The looming government shutdown could extend its gloomy reach to space.
If the federal government shuts down at midnight on Saturday, NASA, like all other agencies, will be affected.
According to the agency's most recent public plan published in November 2017, all but the most essential employees will be placed on furlough if a shutdown comes to pass.
NASA TV and all NASA websites — the most public facing part of the agency — will also be suspended during the shutdown.
An astronaut selfie during a spacewalk.
However, International Space Station (ISS) operations that protect the cosmonauts and astronauts risking their lives in space will continue without interruption.
"First, NASA currently is operating the ISS with a crew of six astronauts/cosmonauts, which has been in continuous operation since 1998," NASA wrote in its plan.
"To protect the life of the crew as well as assets themselves, we would continue to support planned operations of the ISS during any funding hiatus."
That said, a shutdown won't necessarily be business-as-usual for space station astronauts and cosmonauts.
NASA is planning a spacewalk on Tuesday with astronauts Mark Vande Hei and Scott Tingle to perform maintenance on the International Space Station.
Even if the government shuts down, NASA will continue on with the spacewalk, also called an extra-vehicular activity (EVA), using essential personnel.
"When it comes to station operations, we have a plan. Mission essential, critical personnel will be on site, will be working, will be continuing the mission," Kenny Todd, NASA’s International Space Station operations integration manager, said during a briefing Thursday.
"We’ll see all the same, the normal mission critical folks on site and we’ll continue to execute the EVA plan and everything that’s coming in the near term after that, no impact."
That said, it won't be your average spacewalk.
Under usual circumstances, these walks in space — which effectively amount to the most dangerous activities an astronaut can perform in orbit — are aired live on NASA TV for media and the public to see.
It's unclear whether NASA will air any coverage of the spacewalk Tuesday if the shutdown does occur, but in all likelihood, whatever live footage they provide will be limited.
All NASA centers scattered around the U.S. function with skeleton crews during shutdowns.
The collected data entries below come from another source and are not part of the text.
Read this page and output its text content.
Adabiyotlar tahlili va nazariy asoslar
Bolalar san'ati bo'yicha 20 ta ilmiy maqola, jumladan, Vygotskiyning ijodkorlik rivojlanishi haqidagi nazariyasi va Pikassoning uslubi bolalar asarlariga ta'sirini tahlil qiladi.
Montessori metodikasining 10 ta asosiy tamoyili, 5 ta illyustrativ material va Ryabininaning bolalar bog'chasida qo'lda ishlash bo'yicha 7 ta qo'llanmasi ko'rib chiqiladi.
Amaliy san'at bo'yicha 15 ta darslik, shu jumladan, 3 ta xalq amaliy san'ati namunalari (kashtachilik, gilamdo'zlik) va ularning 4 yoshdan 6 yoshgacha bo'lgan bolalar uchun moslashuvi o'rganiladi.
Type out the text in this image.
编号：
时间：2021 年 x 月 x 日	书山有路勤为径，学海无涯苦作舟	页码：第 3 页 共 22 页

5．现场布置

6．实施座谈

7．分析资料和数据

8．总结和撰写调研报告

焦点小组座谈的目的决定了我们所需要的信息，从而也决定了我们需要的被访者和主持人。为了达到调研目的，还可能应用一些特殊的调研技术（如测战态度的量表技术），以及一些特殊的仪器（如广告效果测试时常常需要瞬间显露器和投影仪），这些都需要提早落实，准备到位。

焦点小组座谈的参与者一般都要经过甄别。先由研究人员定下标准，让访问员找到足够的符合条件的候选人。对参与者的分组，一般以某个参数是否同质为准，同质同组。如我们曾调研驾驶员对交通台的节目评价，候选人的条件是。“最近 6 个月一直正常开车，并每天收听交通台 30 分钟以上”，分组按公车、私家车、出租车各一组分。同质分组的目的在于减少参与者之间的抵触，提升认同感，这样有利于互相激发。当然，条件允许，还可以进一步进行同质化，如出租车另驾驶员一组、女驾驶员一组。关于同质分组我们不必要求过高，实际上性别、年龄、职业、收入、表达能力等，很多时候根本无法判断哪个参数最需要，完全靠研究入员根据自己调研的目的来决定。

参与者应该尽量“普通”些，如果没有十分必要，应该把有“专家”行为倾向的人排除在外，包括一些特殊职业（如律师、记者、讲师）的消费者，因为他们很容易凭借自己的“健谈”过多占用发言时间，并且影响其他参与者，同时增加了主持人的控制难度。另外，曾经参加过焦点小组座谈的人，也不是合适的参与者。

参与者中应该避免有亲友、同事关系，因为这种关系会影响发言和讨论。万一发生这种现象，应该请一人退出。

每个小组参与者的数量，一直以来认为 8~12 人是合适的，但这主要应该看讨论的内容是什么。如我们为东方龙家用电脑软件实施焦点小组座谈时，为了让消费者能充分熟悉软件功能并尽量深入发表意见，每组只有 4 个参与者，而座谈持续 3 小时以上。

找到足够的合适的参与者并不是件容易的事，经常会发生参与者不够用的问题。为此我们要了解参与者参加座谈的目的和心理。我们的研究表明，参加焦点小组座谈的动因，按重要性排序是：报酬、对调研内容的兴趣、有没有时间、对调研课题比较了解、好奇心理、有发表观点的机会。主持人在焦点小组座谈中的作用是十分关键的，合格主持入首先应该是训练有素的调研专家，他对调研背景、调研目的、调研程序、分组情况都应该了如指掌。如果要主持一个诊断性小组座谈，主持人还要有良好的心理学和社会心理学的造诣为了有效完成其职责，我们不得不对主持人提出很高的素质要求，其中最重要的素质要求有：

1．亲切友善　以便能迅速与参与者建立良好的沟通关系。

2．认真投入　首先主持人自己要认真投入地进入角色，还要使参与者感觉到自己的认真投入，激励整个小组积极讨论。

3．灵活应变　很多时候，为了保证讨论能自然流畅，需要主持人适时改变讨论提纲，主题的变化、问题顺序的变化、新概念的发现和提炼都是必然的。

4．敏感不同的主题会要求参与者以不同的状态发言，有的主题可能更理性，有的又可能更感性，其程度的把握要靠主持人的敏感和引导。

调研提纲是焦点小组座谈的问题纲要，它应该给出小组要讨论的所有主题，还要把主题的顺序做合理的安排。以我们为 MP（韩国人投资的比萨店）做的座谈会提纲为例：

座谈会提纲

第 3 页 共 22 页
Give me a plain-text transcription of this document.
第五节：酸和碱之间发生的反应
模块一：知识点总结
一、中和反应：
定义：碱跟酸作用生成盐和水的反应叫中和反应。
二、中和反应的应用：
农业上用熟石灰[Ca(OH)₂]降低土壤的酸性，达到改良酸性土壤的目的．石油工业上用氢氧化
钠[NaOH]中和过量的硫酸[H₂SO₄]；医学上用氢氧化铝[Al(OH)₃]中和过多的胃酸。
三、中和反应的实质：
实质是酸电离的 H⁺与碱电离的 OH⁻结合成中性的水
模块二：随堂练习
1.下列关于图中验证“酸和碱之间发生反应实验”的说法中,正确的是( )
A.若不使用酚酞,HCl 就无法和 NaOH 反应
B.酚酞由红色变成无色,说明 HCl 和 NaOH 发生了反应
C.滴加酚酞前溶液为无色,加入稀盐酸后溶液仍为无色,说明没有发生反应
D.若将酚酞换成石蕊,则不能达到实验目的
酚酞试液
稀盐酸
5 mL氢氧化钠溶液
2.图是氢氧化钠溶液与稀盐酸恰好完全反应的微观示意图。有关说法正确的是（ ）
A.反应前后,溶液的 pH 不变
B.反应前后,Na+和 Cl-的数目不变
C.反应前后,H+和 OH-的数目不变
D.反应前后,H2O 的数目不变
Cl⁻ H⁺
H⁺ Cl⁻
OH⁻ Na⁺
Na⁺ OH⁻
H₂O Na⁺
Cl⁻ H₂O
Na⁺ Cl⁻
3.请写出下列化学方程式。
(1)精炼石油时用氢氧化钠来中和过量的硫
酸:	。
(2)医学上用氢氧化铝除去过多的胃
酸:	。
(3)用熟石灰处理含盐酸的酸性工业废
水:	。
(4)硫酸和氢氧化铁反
A chart accompanying the 2017 NASA letter showed that for 2015 staffing levels, Johnson Space Center's employees would decline from 3,057 to between 200 and 300.
According to that same chart, Kennedy Space Center's staffing levels would fall from 1,989 people to between 100 and 200.
That's significant in part because next week, SpaceX is expected to conduct a test firing of its new Falcon Heavy rocket ahead of its maiden flight later in the month at Kennedy Space Center. The agency depends on Kennedy staff for support during these kinds of tests.
While the Elon Musk founded company is confident that a government shutdown shouldn't affect operations for the test, it's still possible that, depending on staffing levels at Kennedy, they won't be able to fire up the rocket during the shutdown.
During a government shutdown in 2013, NASA was nearly completely shuttered, though astronauts on the space station remained safe and were looked after by essential employees on the ground.